Laboratory tests showed elevated eosinophil counts, of 3,212 cells per microliter of blood, which increased to 18,125. The normal range is below 500 cells per microliter of blood.
The patient received methylprednisolone (1 mg/kg/day), an intravenous steroid used to relieve inflammation, for seven days. Her urticaria resolved rapidly, while angioedema gradually eased until it disappeared completely.
She also received prednisolone, an oral steroid, which was slowly tapered off over the course of five weeks. Her eosinophil blood counts became normal, but seven days after stopping treatment, they rose again (2,528 cells per microliter of blood), and angioedema in the face and arms reappeared.
Prednisolone was restarted, and its dose decreased over the course of four weeks (from 30 to 5 mg/day). On the fifth day of maintaining a 5 mg/day dose, she developed swelling in the larynx (voice box), and her eosinophil cell count went up to 7,248 cells per microliter of blood.

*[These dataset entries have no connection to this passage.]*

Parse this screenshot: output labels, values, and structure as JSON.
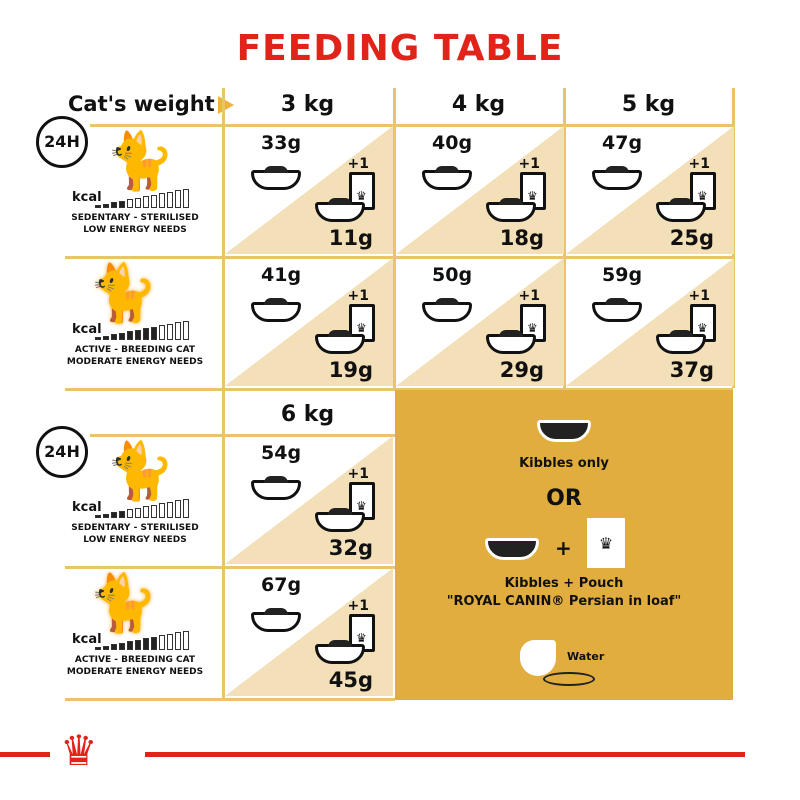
{
  "title": "FEEDING TABLE",
  "weight_label": "Cat's weight",
  "weights": [
    "3 kg",
    "4 kg",
    "5 kg",
    "6 kg"
  ],
  "clock_label": "24H",
  "kcal_label": "kcal",
  "profiles": {
    "sedentary": {
      "line1": "SEDENTARY - STERILISED",
      "line2": "LOW ENERGY NEEDS"
    },
    "active": {
      "line1": "ACTIVE - BREEDING CAT",
      "line2": "MODERATE ENERGY NEEDS"
    }
  },
  "pouch_label": "+1",
  "cells": [
    {
      "weight": "3 kg",
      "profile": "sedentary",
      "kibbles_only": "33g",
      "kibbles_with_pouch": "11g"
    },
    {
      "weight": "4 kg",
      "profile": "sedentary",
      "kibbles_only": "40g",
      "kibbles_with_pouch": "18g"
    },
    {
      "weight": "5 kg",
      "profile": "sedentary",
      "kibbles_only": "47g",
      "kibbles_with_pouch": "25g"
    },
    {
      "weight": "3 kg",
      "profile": "active",
      "kibbles_only": "41g",
      "kibbles_with_pouch": "19g"
    },
    {
      "weight": "4 kg",
      "profile": "active",
      "kibbles_only": "50g",
      "kibbles_with_pouch": "29g"
    },
    {
      "weight": "5 kg",
      "profile": "active",
      "kibbles_only": "59g",
      "kibbles_with_pouch": "37g"
    },
    {
      "weight": "6 kg",
      "profile": "sedentary",
      "kibbles_only": "54g",
      "kibbles_with_pouch": "32g"
    },
    {
      "weight": "6 kg",
      "profile": "active",
      "kibbles_only": "67g",
      "kibbles_with_pouch": "45g"
    }
  ],
  "legend": {
    "kibbles_only": "Kibbles only",
    "or": "OR",
    "plus": "+",
    "kibbles_pouch": "Kibbles + Pouch",
    "product": "\"ROYAL CANIN® Persian in loaf\"",
    "water": "Water"
  },
  "colors": {
    "brand_red": "#e2231a",
    "panel": "#e1ad3e",
    "grid": "#eac46c",
    "triangle": "#f3e0b8"
  }
}
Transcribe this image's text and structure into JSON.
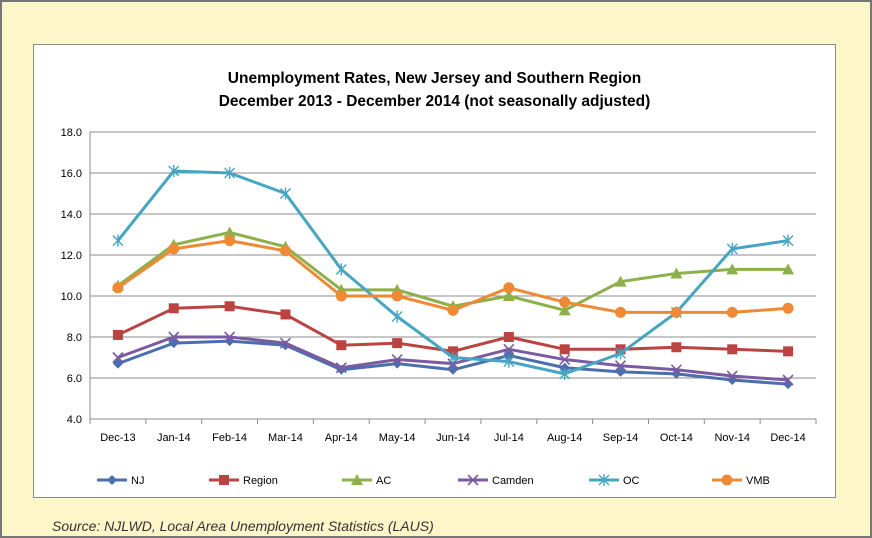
{
  "source_note": "Source: NJLWD, Local Area Unemployment Statistics (LAUS)",
  "chart_data": {
    "type": "line",
    "title": "Unemployment Rates, New Jersey and Southern Region",
    "subtitle": "December 2013 - December 2014 (not seasonally adjusted)",
    "xlabel": "",
    "ylabel": "",
    "categories": [
      "Dec-13",
      "Jan-14",
      "Feb-14",
      "Mar-14",
      "Apr-14",
      "May-14",
      "Jun-14",
      "Jul-14",
      "Aug-14",
      "Sep-14",
      "Oct-14",
      "Nov-14",
      "Dec-14"
    ],
    "ylim": [
      4.0,
      18.0
    ],
    "y_ticks": [
      "4.0",
      "6.0",
      "8.0",
      "10.0",
      "12.0",
      "14.0",
      "16.0",
      "18.0"
    ],
    "grid": true,
    "legend_position": "bottom",
    "series": [
      {
        "name": "NJ",
        "color": "#4a6fae",
        "marker": "diamond",
        "values": [
          6.7,
          7.7,
          7.8,
          7.6,
          6.4,
          6.7,
          6.4,
          7.1,
          6.5,
          6.3,
          6.2,
          5.9,
          5.7
        ]
      },
      {
        "name": "Region",
        "color": "#b94442",
        "marker": "square",
        "values": [
          8.1,
          9.4,
          9.5,
          9.1,
          7.6,
          7.7,
          7.3,
          8.0,
          7.4,
          7.4,
          7.5,
          7.4,
          7.3
        ]
      },
      {
        "name": "AC",
        "color": "#8db04a",
        "marker": "triangle",
        "values": [
          10.5,
          12.5,
          13.1,
          12.4,
          10.3,
          10.3,
          9.5,
          10.0,
          9.3,
          10.7,
          11.1,
          11.3,
          11.3
        ]
      },
      {
        "name": "Camden",
        "color": "#7a5aa0",
        "marker": "x",
        "values": [
          7.0,
          8.0,
          8.0,
          7.7,
          6.5,
          6.9,
          6.7,
          7.4,
          6.9,
          6.6,
          6.4,
          6.1,
          5.9
        ]
      },
      {
        "name": "OC",
        "color": "#46a5c0",
        "marker": "star",
        "values": [
          12.7,
          16.1,
          16.0,
          15.0,
          11.3,
          9.0,
          7.0,
          6.8,
          6.2,
          7.2,
          9.2,
          12.3,
          12.7
        ]
      },
      {
        "name": "VMB",
        "color": "#ee8a35",
        "marker": "circle",
        "values": [
          10.4,
          12.3,
          12.7,
          12.2,
          10.0,
          10.0,
          9.3,
          10.4,
          9.7,
          9.2,
          9.2,
          9.2,
          9.4
        ]
      }
    ]
  }
}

Reslizumab was then introduced. It was injected every four weeks (200 mg) along with prednisolone for the first 14 days (30 mg/day for seven days and 20 for the next seven days).
At the third injection, the dose of reslizumab was reduced to 100 mg and maintained for the next four weeks. The sixth infusion was given after an eight-week interval.
The woman’s symptoms resolved and eosinophil counts remained within the normal range during the eight months of treatment with reslizumab without steroids.
Reslizumab would be a treatment option for patients with [angioedema with eosinophilia] who are refractory [resistant] to systemic steroid therapy.
To date, only one case of AE following COVID-19 vaccination has been reported. In that case, a patient developed NEAE after a second dose of the Pfizer-BioNTech vaccine and was effectively treated with steroids.
“Many conditions can cause eosinophilia, and a comprehensive approach is needed for an accurate diagnosis,” the researcher wrote.
The clinician noted that “a comprehensive approach is needed for an accurate diagnosis” of angioedema with eosinophilia.
“The diagnostic criteria for AE is not yet well defined, it remains one of exclusion,” the researcher wrote.